A great example is YouTube in a web browser. My internet is 350 Mbps with 20-40ms latency. Trying to load YouTube in a new browser tab takes a few to several seconds and I'm forced to wait for it to load because the sign in link doesn't show up until the end of the seizure inducing re-render flashes. Safari, no add ons.

I can't believe it takes so long and I think less of Google as a company because of it. Them speeding it up is not a feature in that case. A trillion dollar technology company ought to provide fast as merely baseline.

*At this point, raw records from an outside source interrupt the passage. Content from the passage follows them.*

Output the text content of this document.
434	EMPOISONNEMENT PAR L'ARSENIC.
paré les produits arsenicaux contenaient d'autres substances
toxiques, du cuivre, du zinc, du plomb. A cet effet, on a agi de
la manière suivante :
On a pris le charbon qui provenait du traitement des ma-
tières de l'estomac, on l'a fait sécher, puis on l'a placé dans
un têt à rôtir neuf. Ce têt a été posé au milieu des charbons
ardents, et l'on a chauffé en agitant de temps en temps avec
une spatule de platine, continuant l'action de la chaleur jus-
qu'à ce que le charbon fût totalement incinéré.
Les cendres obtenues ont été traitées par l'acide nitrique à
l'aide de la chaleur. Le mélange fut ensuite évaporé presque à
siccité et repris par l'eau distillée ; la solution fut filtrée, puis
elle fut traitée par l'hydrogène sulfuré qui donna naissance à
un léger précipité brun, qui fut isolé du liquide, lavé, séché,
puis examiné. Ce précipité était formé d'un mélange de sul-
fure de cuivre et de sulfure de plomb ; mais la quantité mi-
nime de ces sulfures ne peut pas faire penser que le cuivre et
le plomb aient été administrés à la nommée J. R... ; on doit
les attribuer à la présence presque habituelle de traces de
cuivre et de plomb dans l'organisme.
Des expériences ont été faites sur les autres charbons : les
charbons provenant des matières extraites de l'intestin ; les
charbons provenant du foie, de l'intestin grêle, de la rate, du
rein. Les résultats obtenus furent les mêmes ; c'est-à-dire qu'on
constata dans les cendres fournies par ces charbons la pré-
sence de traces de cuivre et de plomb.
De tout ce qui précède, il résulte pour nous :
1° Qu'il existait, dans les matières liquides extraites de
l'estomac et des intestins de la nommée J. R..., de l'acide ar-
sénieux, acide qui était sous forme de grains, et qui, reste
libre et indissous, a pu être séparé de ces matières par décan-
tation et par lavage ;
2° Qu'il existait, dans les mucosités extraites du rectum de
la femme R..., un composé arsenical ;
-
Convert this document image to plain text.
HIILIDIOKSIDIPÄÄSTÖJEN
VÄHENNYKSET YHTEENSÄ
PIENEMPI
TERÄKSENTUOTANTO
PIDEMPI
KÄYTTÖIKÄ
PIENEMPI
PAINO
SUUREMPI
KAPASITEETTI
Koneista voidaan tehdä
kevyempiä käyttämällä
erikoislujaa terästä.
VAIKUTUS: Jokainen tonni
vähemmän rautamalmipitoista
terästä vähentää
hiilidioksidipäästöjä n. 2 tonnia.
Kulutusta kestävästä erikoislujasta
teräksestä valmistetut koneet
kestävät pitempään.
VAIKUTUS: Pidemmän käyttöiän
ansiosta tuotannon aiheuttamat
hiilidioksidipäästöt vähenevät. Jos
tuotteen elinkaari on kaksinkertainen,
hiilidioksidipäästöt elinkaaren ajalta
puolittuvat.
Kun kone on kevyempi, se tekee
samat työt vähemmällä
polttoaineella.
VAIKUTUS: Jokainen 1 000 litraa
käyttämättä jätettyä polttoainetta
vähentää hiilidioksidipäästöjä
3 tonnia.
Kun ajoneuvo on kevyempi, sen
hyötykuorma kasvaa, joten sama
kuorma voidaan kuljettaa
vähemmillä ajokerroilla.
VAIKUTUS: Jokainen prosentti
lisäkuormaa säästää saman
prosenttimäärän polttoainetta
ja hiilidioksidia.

Anything less is them intentionally disregarding their customer.


Stable diffusion is essentially "slow", yet wildly popular so I'm not sure I agree.


Cutting edge supercomputer programs get judged by different standards from basic forms.

And when slow is the only option, people will wait.


Ding ding, you nailed my point.


Weird, because I completely agree with FridgeSeal.

Decent performance is table stakes outside of very special contexts, and software that can't manage it is bad.

Finding an exception doesn't make that stop being true in general.


Speed is always relative, otherwise it's a subjective, and thus less interesting metric (it's slow for you, not for me).

Stable diffusion is not relatively slow, because it has no alternative that is noticeably faster.


It’s fine to take time to crunch output. What needs to be fast is interaction. If it tells you “Hang on I’m working on it” I don’t think anyone minds that as long as you can leave it to cook while doing something else.